Hay realidades que parecen invencibles: la
enfermedad, el dolor, el tiempo… y la muerte. Esta última, silenciosa y
definitiva, nos enfrenta con el límite más temido de nuestra existencia. Pero
hay algo que, incluso ante ella, se mantiene de pie: el amor.
El amor
verdadero —el que nace del
corazón y se entrega sin medida— no muere con el cuerpo. Permanece. Sobrevive
al olvido, a la ausencia, al paso de los años. El amor de una madre, de un
amigo, de un ser que dio todo sin esperar nada, deja huellas tan profundas que
ni la muerte puede borrarlas.
Desde la fe,
los cristianos creemos que el amor no solo sobrevive: vence.
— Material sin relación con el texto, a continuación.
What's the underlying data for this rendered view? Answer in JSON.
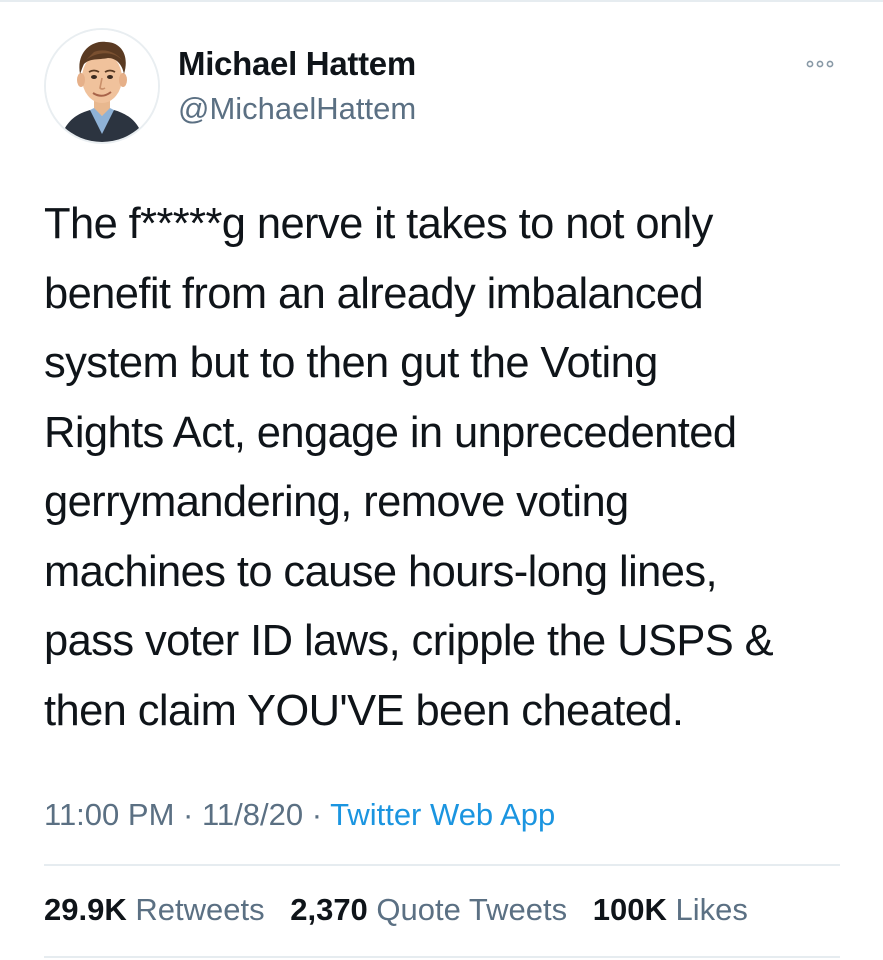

Jesús, con su entrega en la cruz y su
resurrección, no solo nos mostró que el amor es eterno, sino que es más fuerte que la muerte misma.
Cuando amamos con ese amor que da la vida, participamos de esa victoria. Cuando
recordamos con ternura, cuando seguimos sirviendo aunque duela, cuando
perdonamos, cuando confiamos… estamos diciendo al mundo que la muerte no tiene la última palabra.
Hoy, más que
nunca, necesitamos creer que el amor puede más. Que lo vivido, lo entregado y lo compartido sigue
latiendo, aunque el cuerpo ya no esté. Que todo acto de amor auténtico
se convierte en semilla de eternidad.
Porque al
final, el amor —cuando es verdadero— nunca se pierde. Solo se
transforma y florece más allá de lo visible.